/Edit 1: I want to preface this by saying I am just a noob who has never posted on Less Wrong before.
/Edit 2:
I feel I should clarify my main questions (which are controversial): Is there a reason why turning all of reality into maximized conscious happiness is not objectively the best outcome for all of reality, regardless of human survival and human values? Should this in any way affect our strategy to align the first agi, and why?
/Original comment:
If we zoom out and look at the biggest picture philosophically possible, then, isn´t the only thing that ultimately matters in the end 2 things—the level of consciousness and the overall “happiness” of said consciousness(es) throughout all of time and space (counting all realities that have, are and will exist)?
To clarify; isn´t the best possible outcome for all of reality one where every particle is utilized to experience a maximally conscious and maximally “happy” state for eternity? (I put happiness in quotes because how do you measure the “goodness” of a state, or consciousness itself for that matter.)
After many years of reading countless alignment discussions (of which I have understood maybe 20 %) I have never seen this being mentioned. So I wonder; if we are dealing with a super optimizer shouldn´t we be focusing on the super big picture?
I realize this might seem controversial but I see no rational reason for why it wouldn´t be true. Although my knowledge of rationality is very limited.
What would it mean for an outcome to be objectively best for all of reality?
It might be your subjective opinion that maximized conscious happiness would be the objectively best reality. Another human’s subjective opinion might be that a reality that maximized the fulfillment of fundamentalist Christian values was the objectively best reality. A third human might hold that there’s no such thing as the objectively best, and all we have are subjective opinions.
Given that different people disagree, one could argue that we shouldn’t privilege any single person’s opinion, but try to take everyone’s opinions into account—that is, build an AI that cared about the fulfillment of something like “human values”.
Of course, that would be just their subjective opinion. But it’s the kind of subjective opinion that the people involved in AI alignment discussions tend to have.
The fact that the statement is controversial is, I think, the reason. What makes a world-state or possible future valuable is a matter of human judgment, and not every human believes this.
EY’s short story Three Worlds Collide explores what can happen when beings with different conceptions of what is valuable, have to interact. Even when they understand each other’s reasoning, it doesn’t change what they themselves value.

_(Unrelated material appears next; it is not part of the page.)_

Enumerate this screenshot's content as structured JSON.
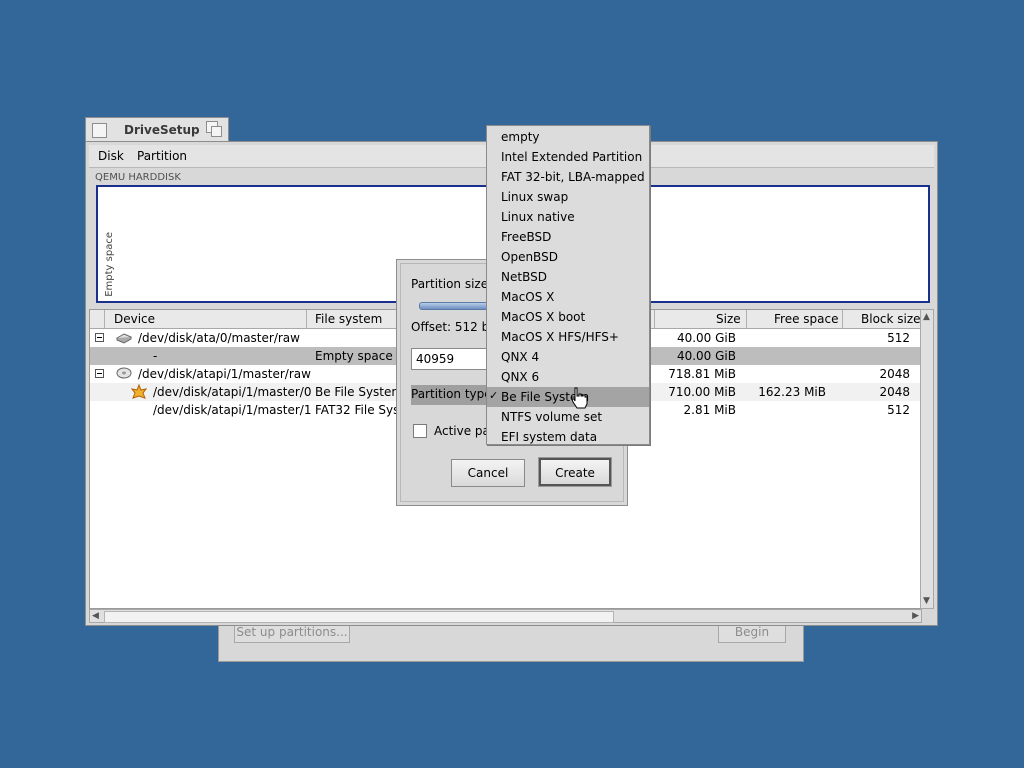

Might be a useful read, and hopefully a fun one.
I’ll ask the same follow-up question to similar answers: Suppose everyone agreed that the proposed outcome above is what we wanted. Would this scenario then be difficult to achieve?
Could you have a machine hooked up to a person‘s nervous system, change the settings slightly to change consciousness, and let the person choose whether the changes are good or bad? Run this many times.
I don’t think this works. One, it only measure short term impacts, but any such change might have lots of medium and long term effects, second and third order effects, and effects on other people with whom I interact. Two, it measures based on the values of already-changed me, not current me, and it is not obvious that current-me cares what changed-me will think, or why I should so care if I don’t currently. Three, I have limited understanding of my own wants, needs, and goals, and so would not trust any human’s judgement of such changes far enough to extrapolate to situations they didn’t experience, let alone to other people, or the far future, or unusual/extreme circumstances.
/Edit 1: I want to preface this by saying I am just a noob who has never posted on Less Wrong before.
/Edit 2:
I feel I should clarify my main questions (which are controversial): Is there a reason why turning all of reality into maximized conscious happiness is not objectively the best outcome for all of reality, regardless of human survival and human values?
Should this in any way affect our strategy to align the first agi, and why?
/Original comment:
If we zoom out and look at the biggest picture philosophically possible, then, isn´t the only thing that ultimately matters in the end 2 things—the level of consciousness and the overall “happiness” of said consciousness(es) throughout all of time and space (counting all realities that have, are and will exist)?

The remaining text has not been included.